A cada uno su guerra. La mía la combato cada día en mi interior: la guerra entre la desesperación y la esperanza, entre el miedo y el coraje de vivir. Me gustaría decir que la luz derrotará a las tinieblas, pero es una batalla que se renueva todos los días y todos los días me pregunto cómo acabará. Perder es rendirse a esa voz que dice: «Todos tus esfuerzos son inútiles, lo mejor sería que tu país desapareciera contigo; te ha tocado vivir en la página negra de la historia y esta página debe ser arrancada». Vencer significa permitir a Dios que toque mi corazón, ver la belleza dentro de la porquería y recordarme a mí misma que Él puede sanar lo que a mí me parece incurable. Desde hace más de 25 años, en los encuentros de la Escuela de Comunidad, oigo decir que Dios actúa a través de las circunstancias. Estoy acostumbrada a esas palabras, pero ahora pueden ser solo palabras si yo sigo mirando lo que está pasando como algo absurdo, o bien puedo mirar a la realidad preguntándome: «¿Qué piden de mí estas circunstancias?».

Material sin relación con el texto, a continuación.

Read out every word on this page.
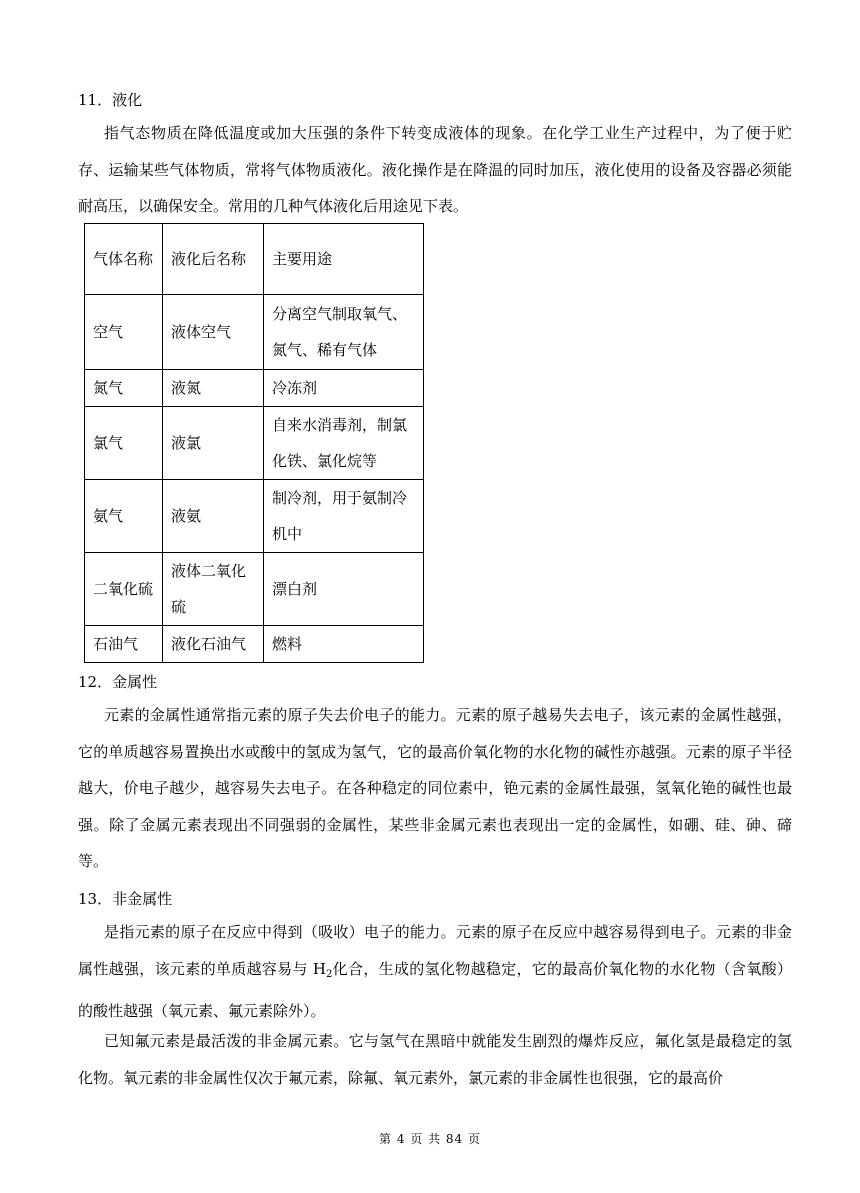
11．液化
指气态物质在降低温度或加大压强的条件下转变成液体的现象。在化学工业生产过程中，为了便于贮存、运输某些气体物质，常将气体物质液化。液化操作是在降温的同时加压，液化使用的设备及容器必须能耐高压，以确保安全。常用的几种气体液化后用途见下表。
气体名称	液化后名称	主要用途
空气	液体空气	分离空气制取氧气、氮气、稀有气体
氮气	液氮	冷冻剂
氯气	液氯	自来水消毒剂，制氯化铁、氯化烷等
氨气	液氨	制冷剂，用于氨制冷机中
二氧化硫	液体二氧化硫	漂白剂
石油气	液化石油气	燃料
12．金属性
元素的金属性通常指元素的原子失去价电子的能力。元素的原子越易失去电子，该元素的金属性越强，它的单质越容易置换出水或酸中的氢成为氢气，它的最高价氧化物的水化物的碱性亦越强。元素的原子半径越大，价电子越少，越容易失去电子。在各种稳定的同位素中，铯元素的金属性最强，氢氧化铯的碱性也最强。除了金属元素表现出不同强弱的金属性，某些非金属元素也表现出一定的金属性，如硼、硅、砷、碲等。
13．非金属性
是指元素的原子在反应中得到（吸收）电子的能力。元素的原子在反应中越容易得到电子。元素的非金属性越强，该元素的单质越容易与 $H_2$化合，生成的氢化物越稳定，它的最高价氧化物的水化物（含氧酸）的酸性越强（氧元素、氟元素除外）。
已知氟元素是最活泼的非金属元素。它与氢气在黑暗中就能发生剧烈的爆炸反应，氟化氢是最稳定的氢化物。氧元素的非金属性仅次于氟元素，除氟、氧元素外，氯元素的非金属性也很强，它的最高价
第 4 页 共 84 页
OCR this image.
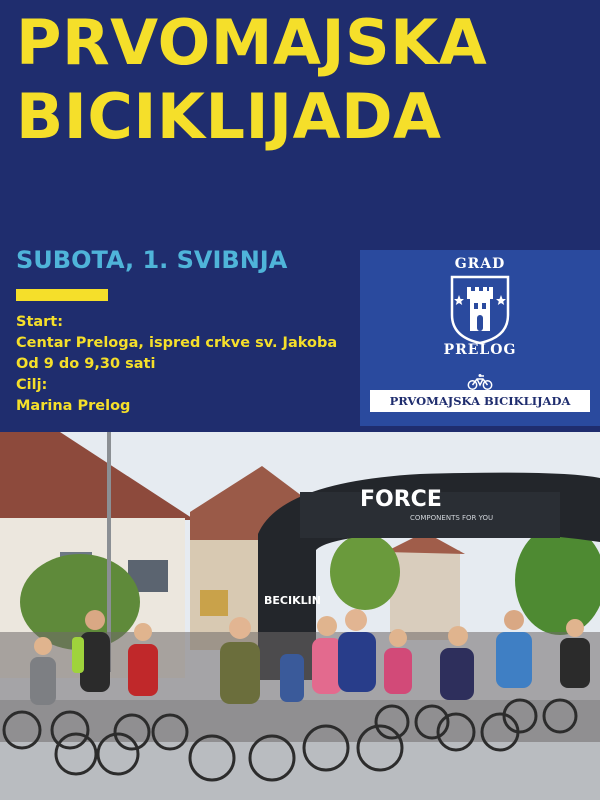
PRVOMAJSKA
BICIKLIJADA
SUBOTA, 1. SVIBNJA
Start:
Centar Preloga, ispred crkve sv. Jakoba
Od 9 do 9,30 sati
Cilj:
Marina Prelog
GRAD
PRELOG
PRVOMAJSKA BICIKLIJADA
FORCE
COMPONENTS FOR YOU
BECIKLIN
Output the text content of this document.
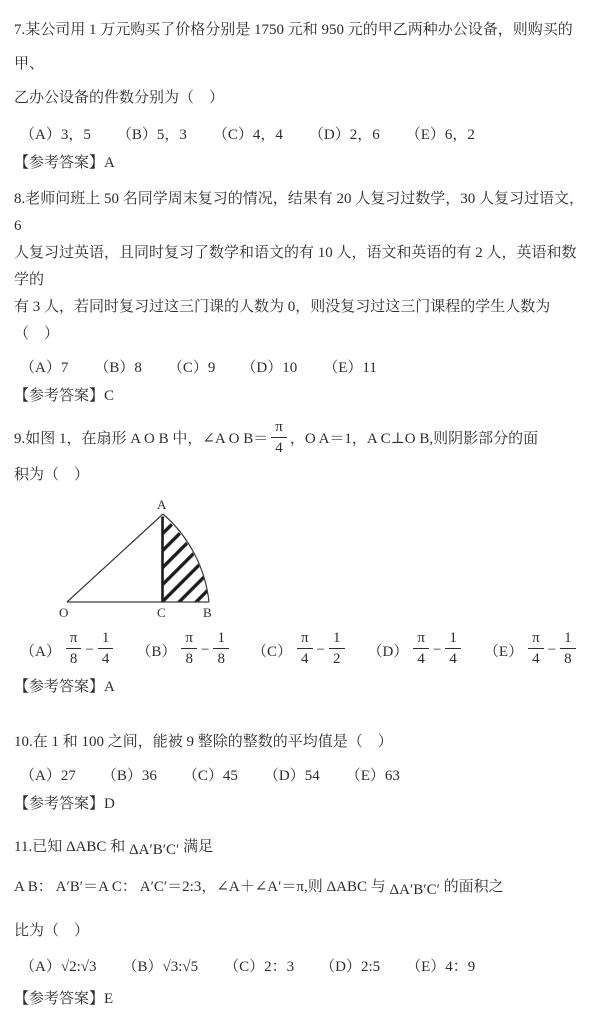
7.某公司用 1 万元购买了价格分别是 1750 元和 950 元的甲乙两种办公设备，则购买的甲、
乙办公设备的件数分别为（　）
（A）3，5 （B）5，3 （C）4，4 （D）2，6 （E）6，2
【参考答案】A
8.老师问班上 50 名同学周末复习的情况，结果有 20 人复习过数学，30 人复习过语文，6
人复习过英语，且同时复习了数学和语文的有 10 人，语文和英语的有 2 人，英语和数学的
有 3 人，若同时复习过这三门课的人数为 0，则没复习过这三门课程的学生人数为（　）
（A）7 （B）8 （C）9 （D）10 （E）11
【参考答案】C
9.如图 1，在扇形 A O B 中，∠A O $B= \frac{\pi}{4}$ ，O A＝1，A C⊥O B,则阴影部分的面
积为（　）
A
O	C	B
$(A) \frac{\pi}{8} - \frac{1}{4} (B) \frac{\pi}{8} - \frac{1}{8} (C) \frac{\pi}{4} - \frac{1}{2} (D) \frac{\pi}{4} - \frac{1}{4} (E) \frac{\pi}{4} - \frac{1}{8}$
【参考答案】A
10.在 1 和 100 之间，能被 9 整除的整数的平均值是（　）
（A）27 （B）36 （C）45 （D）54 （E）63
【参考答案】D
11.已知 ΔABC 和 ΔA′B′C′ 满足
A B： A′B′＝A C： A′C′＝2:3，∠A＋∠A′＝π,则 ΔABC 与 ΔA′B′C′ 的面积之
比为（　）
（A）√2:√3 （B）√3:√5 （C）2：3 （D）2:5 （E）4：9
【参考答案】E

Mi respuesta a día de hoy: «Tenemos que convertirnos en operarios de la paz». La expresión “operarios de la paz”, en los últimos tiempos, se ha convertido en una especie de palabrota. Con esta fórmula se insultan los rusos, porque cuando hablan de paz, los que apoyan a Ucrania escuchan: «No queremos la victoria de Ucrania». Pero en Rusia es peligroso hablar de paz, porque en esta palabra se oye: «No queremos la victoria de Rusia». Así que resulta que entre los rusos es difícil incluso hablar de la paz. Pero no se trata solo de las palabras. Hay que convertirse en operarios de la paz, es decir, hacer lo que ha pedido el papa Francisco: «Ayudadme en la profecía por la paz». Hoy, mi tarea es comprender de verdad estas palabras y es un trabajo diario. La voz del odio hoy es más fuerte que la voz de la esperanza, la voz del dolor es más fuerte que la voz de la ternura. Pero si se observa la realidad con gran atención, uno se puede dar cuenta de que hay pequeños signos de esperanza: un arcoíris transparente, una sonrisa, una flor. Y si se admira el arcoíris, se responde a la sonrisa con una sonrisa, si uno cuida la pequeña flor y si se encuentran palabras para los que sufren, entonces empiezas a hacer este trabajo. Puede que haya gente que pueda hacer mucho más, pero cada uno tiene su tarea. Lo que para mí es importante es no hacer como si no pasara nada, ser capaz de estar junto a las personas que lloran y no avergonzarme de llorar con ellos, sin olvidar que Dios, al final de los tiempos, enjugará cada lágrima. Me doy cuenta, sin embargo, de que para nosotros ahora es mucho más difícil
recorrer este camino, porque aun con todo nuestro deseo de usar bien la razón, nos topamos con los límites de nuestra psique y de nuestro cuerpo (los míos los conozco muy bien). La psique y el cuerpo a veces no soportan la tensión y hay que aprender a aceptar también este hecho, para ocuparse de uno mismo y de los demás de una forma justa.

Cualquier guerra es destructiva para el hombre. Cuando esta guerra termine finalmente, todos nosotros – ucranianos y rusos- tendremos que hacer un gran trabajo para superar las consecuencias, que serán inevitables. De esto tenemos que darnos cuenta ya desde ahora y empezar, desde ya, a ayudar a las personas a que cuiden de sí mismos y a que aprendan a pedir ayuda a Dios y a los demás. Y ya desde ahora me gustaría dar las gracias a los que me están ayudando, en este periodo, a recordar que Dios nos mira con amor y no nos deja solos. Para mí, personalmente, es muy importante cada encuentro con las personas que vienen aquí y que reconstruyen los puentes que otros destruyen. Me refiero a nuestro querido don Pino, a monseñor Santoro y a los amigos que se han quedado aquí, junto a nuestro obispo Paolo y que repiten siempre que nuestra presencia como cristianos es muy importante, no solo para Rusia, sino para toda la Iglesia y para el mundo.